Paul Hinder, un évêque pasteur de migrants en Arabie

La vie de l’Église du Golf dans l’entrevue avec le Vicaire apostolique des Émirats arabes unis, du Yémen et d’Oman.

CRISTINA UGUCCIONI

ABU DHABI

« Je me vois premièrement comme pasteur de migrants. » C’est ainsi que se définit l’évêque suisse, Monseigneur Paul Hinder, 76 ans, de l’Ordre des Frères Mineurs Capucins. En 2005, il a été nommé Vicaire apostolique d’Arabie, un très vaste territoire comprenant le Yémen, Oman, l’Arabie saoudite, le Qatar, Bahreïn et les Émirats arabes unis. En 2011, ce vicariat a été divisé : Bahreïn, le Qatar et l’Arabie saoudite ont été agrégés au Vicariat du Koweït (désormais appelé Vicariat de l’Arabie septentrionale), alors que le Yémen, Oman et les Émirats arabes unis constituent maintenant le Vicariat apostolique de l’Arabie méridionale.   C’est ce vicariat qui est sous la houlette de Monseigneur Hinder. Sur ce territoire, les catholiques, tous des étrangers, sont environ un million. Ils sont présents surtout dans quelques secteurs d’activités (construction, éducation, services et travaux domestiques), provenant d’une centaine de pays différents : en majorité des Philippines, de l’Inde et autres pays asiatiques. On y retrouve aussi un bon nombre de fidèles de langue arabe (arrivés le plus souvent du Liban, de la Syrie et de la Jordanie). Depuis quelques années se voit une augmentation significative de catholiques d’origines africaine, européenne et américaine. L’Évêque Hinder, résidant à Abu Dhabi, est l’auteur du livre « Un évêque en Arabie. Mon expérience avec l’Islam ». Dans cette conversation avec Vatican Insider, il raconte la vie de l’Église du Golf, une Église « de migrants et pour les migrants ».  
 
Dans votre Vicariat la liberté religieuse est limitée : quelles limites doivent respecter les communautés catholiques dans les différents pays?  
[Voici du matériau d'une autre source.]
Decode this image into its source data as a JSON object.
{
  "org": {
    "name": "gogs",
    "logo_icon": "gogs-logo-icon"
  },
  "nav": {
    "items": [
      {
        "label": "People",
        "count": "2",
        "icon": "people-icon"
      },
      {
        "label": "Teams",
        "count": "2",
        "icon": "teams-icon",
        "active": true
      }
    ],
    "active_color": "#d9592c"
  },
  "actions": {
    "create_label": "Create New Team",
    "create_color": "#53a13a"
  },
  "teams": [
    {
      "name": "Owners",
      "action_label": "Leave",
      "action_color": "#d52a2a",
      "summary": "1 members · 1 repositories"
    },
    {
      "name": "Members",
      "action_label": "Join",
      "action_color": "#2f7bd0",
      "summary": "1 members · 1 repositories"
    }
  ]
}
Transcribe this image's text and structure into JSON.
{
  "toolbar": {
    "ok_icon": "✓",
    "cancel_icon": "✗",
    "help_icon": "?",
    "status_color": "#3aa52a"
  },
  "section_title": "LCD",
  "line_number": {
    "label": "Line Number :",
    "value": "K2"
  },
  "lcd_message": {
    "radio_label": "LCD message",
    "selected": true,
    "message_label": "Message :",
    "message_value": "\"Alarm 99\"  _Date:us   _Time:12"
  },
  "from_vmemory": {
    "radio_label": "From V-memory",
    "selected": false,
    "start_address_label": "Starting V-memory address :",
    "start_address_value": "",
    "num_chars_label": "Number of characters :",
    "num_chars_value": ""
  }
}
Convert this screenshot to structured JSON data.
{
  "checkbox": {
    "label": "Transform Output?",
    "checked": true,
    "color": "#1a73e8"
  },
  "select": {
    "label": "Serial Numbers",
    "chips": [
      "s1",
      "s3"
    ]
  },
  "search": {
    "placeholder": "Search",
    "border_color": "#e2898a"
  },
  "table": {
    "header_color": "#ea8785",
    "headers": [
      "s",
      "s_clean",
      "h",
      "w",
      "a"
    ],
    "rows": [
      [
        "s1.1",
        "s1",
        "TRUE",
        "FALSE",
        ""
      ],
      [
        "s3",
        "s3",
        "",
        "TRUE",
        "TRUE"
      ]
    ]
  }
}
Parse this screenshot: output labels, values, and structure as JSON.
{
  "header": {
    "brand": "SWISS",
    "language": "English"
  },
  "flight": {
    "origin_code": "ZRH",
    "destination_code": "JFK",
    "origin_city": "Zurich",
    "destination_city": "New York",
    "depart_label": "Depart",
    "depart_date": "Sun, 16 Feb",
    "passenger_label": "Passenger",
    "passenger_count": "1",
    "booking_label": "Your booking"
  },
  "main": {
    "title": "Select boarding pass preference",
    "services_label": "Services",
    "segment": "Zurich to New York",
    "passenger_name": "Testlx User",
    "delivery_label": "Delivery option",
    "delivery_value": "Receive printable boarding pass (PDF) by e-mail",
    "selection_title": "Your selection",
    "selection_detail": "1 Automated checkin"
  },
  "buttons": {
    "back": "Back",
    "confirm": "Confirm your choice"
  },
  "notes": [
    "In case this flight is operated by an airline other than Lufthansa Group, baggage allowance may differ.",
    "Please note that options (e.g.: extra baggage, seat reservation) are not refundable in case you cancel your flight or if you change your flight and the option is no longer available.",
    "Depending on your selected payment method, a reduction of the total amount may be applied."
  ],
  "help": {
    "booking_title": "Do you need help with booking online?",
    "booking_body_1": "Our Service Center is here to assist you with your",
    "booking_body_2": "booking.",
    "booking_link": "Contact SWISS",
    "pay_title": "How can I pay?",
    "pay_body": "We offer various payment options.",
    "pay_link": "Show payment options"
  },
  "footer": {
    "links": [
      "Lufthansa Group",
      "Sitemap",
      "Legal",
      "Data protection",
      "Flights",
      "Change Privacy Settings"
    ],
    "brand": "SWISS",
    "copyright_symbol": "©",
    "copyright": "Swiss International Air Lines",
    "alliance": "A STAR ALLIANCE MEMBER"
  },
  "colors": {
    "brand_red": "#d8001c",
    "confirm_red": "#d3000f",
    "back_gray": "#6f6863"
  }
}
« Les constitutions de ces pays déclarent l’Islam comme la religion d’État et indiquent la sharia comme principale source de la loi. Les autres religions sont tolérées et peuvent avoir des lieux de culte : ainsi l’Église Catholique dispose de huit églises (paroisses) dans les Émirats arabes unis et quatre dans le Sultanat d’Oman. Nous sommes actuellement en train de construire la neuvième église (paroisse) dans la région occidentale de l’Émirat d’Abu Dhabi. Pour ce qui est de la République unie du Yémen, la vie pastorale est paralysée par la guerre. Bien qu’il n’y ait pas vraiment de limitations à l’ornementation, il est sévèrement prohibé d’avoir des signes religieux visibles de l’extérieur. Nos lieux de cultes sont généralement en des endroits retirés. Les conversions de l’Islam à une autre religion sont rigoureusement interdites. Le culte doit se faire seulement aux endroits désignés par les différents gouvernements. Il en va de même pour les assemblées à caractère religieux; elles sont acceptées seulement dans les édifices mis à notre disposition dans ce but. Entre ses limites, nous sommes libres d’exercer notre charge pastorale ».
 
Quelles sont les limites les plus difficiles à accepter?   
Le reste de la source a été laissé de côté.